Wes Anderson'ın değişik ve kendine özgü tarzını nerde görseniz tanırsınız diye tahmin ediyorum. Fimlerinde yakaladığı son derece iyi renk uyumu ve simetri takıntısını bize her sahnesinde hatırlatmasıyla Wes Anderson şu anda kendi sanatını yaratmış ve bizlere aktarmış durumda.

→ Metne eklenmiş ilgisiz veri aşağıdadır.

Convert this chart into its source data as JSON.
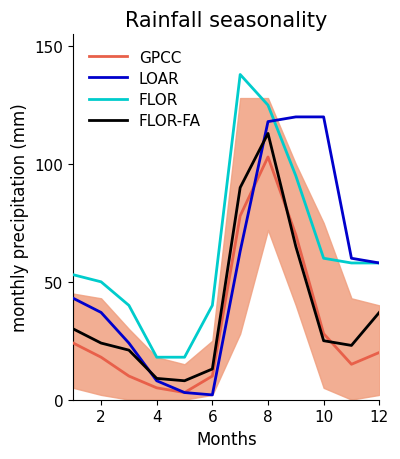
{
  "title": "Rainfall seasonality",
  "xlabel": "Months",
  "ylabel": "monthly precipitation (mm)",
  "xlim": [
    1,
    12
  ],
  "ylim": [
    0,
    155
  ],
  "xticks": [
    2,
    4,
    6,
    8,
    10,
    12
  ],
  "yticks": [
    0,
    50,
    100,
    150
  ],
  "months": [
    1,
    2,
    3,
    4,
    5,
    6,
    7,
    8,
    9,
    10,
    11,
    12
  ],
  "gpcc_mean": [
    24,
    18,
    10,
    5,
    3,
    10,
    78,
    103,
    70,
    28,
    15,
    20
  ],
  "gpcc_upper": [
    45,
    43,
    30,
    18,
    15,
    25,
    128,
    128,
    100,
    75,
    43,
    40
  ],
  "gpcc_lower": [
    5,
    2,
    0,
    0,
    0,
    2,
    28,
    72,
    40,
    5,
    0,
    2
  ],
  "loar": [
    43,
    37,
    24,
    8,
    3,
    2,
    63,
    118,
    120,
    120,
    60,
    58
  ],
  "flor": [
    53,
    50,
    40,
    18,
    18,
    40,
    138,
    125,
    95,
    60,
    58,
    58
  ],
  "flor_fa": [
    30,
    24,
    21,
    9,
    8,
    13,
    90,
    113,
    65,
    25,
    23,
    37
  ],
  "gpcc_color": "#e8604a",
  "gpcc_fill_color": "#f0a080",
  "loar_color": "#0000cc",
  "flor_color": "#00cccc",
  "flor_fa_color": "#000000",
  "background_color": "#ffffff",
  "title_fontsize": 15,
  "label_fontsize": 12,
  "tick_fontsize": 11,
  "legend_fontsize": 11,
  "line_width": 2.0
}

Başrolde uzun yıllardır adından başarıyla söz ettiren, kendisini daha çok "Lord Voldemort" olarak tanıdığımız
Ralp Fiennes bulunuyor.
Fiennes'e başrolde bir o kadar başarılı performansla Tony Revolori eşlik ediyor. Bu ikilinin uyumu gerçekten fevkalade.
Türkçe adıyla "Büyük Budapeşte Oteli"ni izlerken, bir masalın içinde geziniyormuş hissini doruklarda yaşıyoruz. Pastel renkler, kamera açıları, manzaralar, mekân seçimleri...
Sevgili Wes Anderson renkli dünyasını seyirciyle paylaşırken hiç cimriliğe kaçmamış açıkçası. Yüzünüzde film boyunca hoş bir gülümseme bırakacak hatta yer yer size kahkaha attıracak derecede absürtlükleriyle "Büyük Budapeşte Oteli" gerçekten her kesimden insanın belli derecede lezzet alabileceği bir film.